Scholars of Lucy Maud Montgomery have often pointed out the similarities between the author and her heroine. Some of their circumstances in life, as well as their wild imaginations, form the greatest links between the two women. But it is also through looking at L.M.'s own childhood that we can start to see traces of Anne’s spirit as they developed in the author herself.
L.M admits in her own journals that when she first began writing Anne of Green Gables, she cast away any moral ideals about what her character should be because she wanted to make Anne a real human girl. She also used her own experiences in P.E.I to add detail to the novel. “Cavendish scenery supplied the background and Lover’s Lane figures very prominently,” she wrote, on August 16, 1907, after just completing the first Anne novel. “There is plenty of incident in it but after all it must stand or fall by ‘Anne’. She is the book”
L.M.’s love of reading was developed at a very early age. She recalls that besides her father, her two main pleasures as little girl were dolls and books and that she was “always fonder of reading than of anything else.” Though her grandparent’s house in Cavendish, where L.M. grew up, could not boast an extensive library, L.M. was content to read the same works over and over again, like The Pickwick Papers and Rob Roy. “Fortunately I could read anything I liked over and over repeatedly, extracting fresh interest and sweetness from it every time…I had already begun to live that strange inner life of fancy which has always existed side by side with my outer life—a life into which I have so often escaped from the dull or painful real…Ah, yes, many a happy hour I spent, lying there on my pillows in the dim room.”
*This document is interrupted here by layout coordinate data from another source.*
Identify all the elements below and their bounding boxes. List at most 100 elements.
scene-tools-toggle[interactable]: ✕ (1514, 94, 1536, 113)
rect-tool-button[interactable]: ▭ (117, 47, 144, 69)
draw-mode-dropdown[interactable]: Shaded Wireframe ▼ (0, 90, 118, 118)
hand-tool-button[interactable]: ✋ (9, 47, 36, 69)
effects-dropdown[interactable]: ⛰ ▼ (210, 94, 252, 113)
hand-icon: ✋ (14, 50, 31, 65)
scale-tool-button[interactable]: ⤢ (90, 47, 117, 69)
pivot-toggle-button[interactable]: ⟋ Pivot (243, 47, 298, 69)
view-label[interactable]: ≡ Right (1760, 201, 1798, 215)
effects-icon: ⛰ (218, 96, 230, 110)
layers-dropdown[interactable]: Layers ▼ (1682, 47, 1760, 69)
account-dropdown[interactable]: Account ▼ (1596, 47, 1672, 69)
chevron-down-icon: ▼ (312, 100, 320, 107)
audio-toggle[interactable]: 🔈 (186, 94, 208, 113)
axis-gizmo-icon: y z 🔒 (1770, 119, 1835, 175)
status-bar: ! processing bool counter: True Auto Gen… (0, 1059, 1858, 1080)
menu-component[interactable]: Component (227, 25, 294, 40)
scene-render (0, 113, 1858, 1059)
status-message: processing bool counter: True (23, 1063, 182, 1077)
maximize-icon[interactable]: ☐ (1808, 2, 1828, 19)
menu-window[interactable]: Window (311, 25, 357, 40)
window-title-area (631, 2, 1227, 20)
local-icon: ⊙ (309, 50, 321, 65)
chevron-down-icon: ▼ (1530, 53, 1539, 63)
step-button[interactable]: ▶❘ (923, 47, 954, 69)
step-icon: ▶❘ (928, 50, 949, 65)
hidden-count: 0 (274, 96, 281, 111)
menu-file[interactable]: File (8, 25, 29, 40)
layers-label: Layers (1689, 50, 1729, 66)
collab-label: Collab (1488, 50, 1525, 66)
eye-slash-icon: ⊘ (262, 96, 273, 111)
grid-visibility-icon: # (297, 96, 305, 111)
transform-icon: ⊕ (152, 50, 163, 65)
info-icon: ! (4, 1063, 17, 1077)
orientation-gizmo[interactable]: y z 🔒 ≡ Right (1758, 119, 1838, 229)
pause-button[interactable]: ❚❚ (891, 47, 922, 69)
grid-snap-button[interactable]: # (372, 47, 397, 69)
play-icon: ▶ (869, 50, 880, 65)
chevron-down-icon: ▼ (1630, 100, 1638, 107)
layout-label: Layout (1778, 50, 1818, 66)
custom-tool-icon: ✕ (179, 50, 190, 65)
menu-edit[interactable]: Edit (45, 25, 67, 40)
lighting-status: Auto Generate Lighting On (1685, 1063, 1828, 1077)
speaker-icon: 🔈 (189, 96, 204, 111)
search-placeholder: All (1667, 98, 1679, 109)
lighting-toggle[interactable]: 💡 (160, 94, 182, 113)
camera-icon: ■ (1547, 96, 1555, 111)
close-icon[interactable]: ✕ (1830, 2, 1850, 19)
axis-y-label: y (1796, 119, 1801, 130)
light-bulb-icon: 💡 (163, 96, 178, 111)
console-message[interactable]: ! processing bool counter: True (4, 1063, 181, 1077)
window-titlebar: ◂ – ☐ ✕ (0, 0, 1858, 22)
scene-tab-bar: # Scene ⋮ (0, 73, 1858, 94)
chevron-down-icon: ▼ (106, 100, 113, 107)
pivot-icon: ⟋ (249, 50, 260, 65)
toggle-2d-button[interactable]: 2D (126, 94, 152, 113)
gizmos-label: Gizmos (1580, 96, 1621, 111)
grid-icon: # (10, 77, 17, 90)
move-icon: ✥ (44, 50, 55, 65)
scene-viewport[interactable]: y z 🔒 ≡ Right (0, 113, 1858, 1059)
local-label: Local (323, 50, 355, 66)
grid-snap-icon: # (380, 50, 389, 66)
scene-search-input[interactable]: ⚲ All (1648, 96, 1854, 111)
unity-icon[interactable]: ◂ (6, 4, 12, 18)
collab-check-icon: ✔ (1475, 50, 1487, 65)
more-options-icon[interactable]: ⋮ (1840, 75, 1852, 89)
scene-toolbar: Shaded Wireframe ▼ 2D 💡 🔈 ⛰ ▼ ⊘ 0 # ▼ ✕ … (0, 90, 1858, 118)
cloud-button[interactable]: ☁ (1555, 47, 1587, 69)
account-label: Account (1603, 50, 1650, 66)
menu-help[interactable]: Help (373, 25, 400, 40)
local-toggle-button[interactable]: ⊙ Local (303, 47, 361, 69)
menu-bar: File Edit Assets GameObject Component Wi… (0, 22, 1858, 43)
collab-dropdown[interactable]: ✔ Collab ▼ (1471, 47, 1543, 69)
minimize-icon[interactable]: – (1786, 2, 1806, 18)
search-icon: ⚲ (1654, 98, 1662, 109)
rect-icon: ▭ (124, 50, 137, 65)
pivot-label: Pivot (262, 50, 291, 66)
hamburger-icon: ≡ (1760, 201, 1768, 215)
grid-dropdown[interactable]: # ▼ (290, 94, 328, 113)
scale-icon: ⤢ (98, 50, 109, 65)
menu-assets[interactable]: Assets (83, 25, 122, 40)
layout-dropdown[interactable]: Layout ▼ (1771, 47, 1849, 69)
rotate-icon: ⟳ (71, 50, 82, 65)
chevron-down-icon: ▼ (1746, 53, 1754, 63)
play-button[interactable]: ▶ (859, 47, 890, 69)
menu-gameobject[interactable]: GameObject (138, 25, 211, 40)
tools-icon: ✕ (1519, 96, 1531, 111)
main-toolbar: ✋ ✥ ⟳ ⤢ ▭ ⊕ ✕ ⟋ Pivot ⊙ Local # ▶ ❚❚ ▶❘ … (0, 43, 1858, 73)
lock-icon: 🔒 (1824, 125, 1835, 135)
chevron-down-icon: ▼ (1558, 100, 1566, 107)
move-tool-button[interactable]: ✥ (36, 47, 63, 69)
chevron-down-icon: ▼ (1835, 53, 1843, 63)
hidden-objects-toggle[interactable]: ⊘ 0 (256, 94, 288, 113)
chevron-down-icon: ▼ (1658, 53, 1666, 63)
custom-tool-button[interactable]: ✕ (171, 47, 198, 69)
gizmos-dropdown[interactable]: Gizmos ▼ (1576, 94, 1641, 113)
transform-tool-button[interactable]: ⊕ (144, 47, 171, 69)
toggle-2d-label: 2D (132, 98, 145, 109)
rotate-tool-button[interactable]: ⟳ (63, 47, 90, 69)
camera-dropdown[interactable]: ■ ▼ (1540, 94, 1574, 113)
Perhaps Anne’s friend in the mirror, Katie, was inspired by those lonely moments L.M. often felt growing up with no siblings, under the care of austere grandparents.
In addition to both girls allowing their imaginations to wander – often preferring to live in a world of their own making – L.M. was also considered very smart and well advanced for her age. In 1910, as an older women, she recalls her first days in school:
…I remember—with a little thrill to this day—the compliment the teacher paid me on my reading—the first compliment I have any recollection of receiving. We were standing up in the side aisle and our lesson was the immortal rhyme, “How Doth the Little Busy Bee”. We all read in turn and then “the master” said of me, “This little girl reads better than any of you, although she is younger and has never been to school before.” How my heart swelled! Truly, the trite old worlds of the trite old song are as true as most trite things are—“Kind words can never die”.
L.M.’s thirst for knowledge and the importance she placed on expanding her own mind through reading, writing and study, are all intrinsic qualities that shaped Anne’s own childhood and direction in life.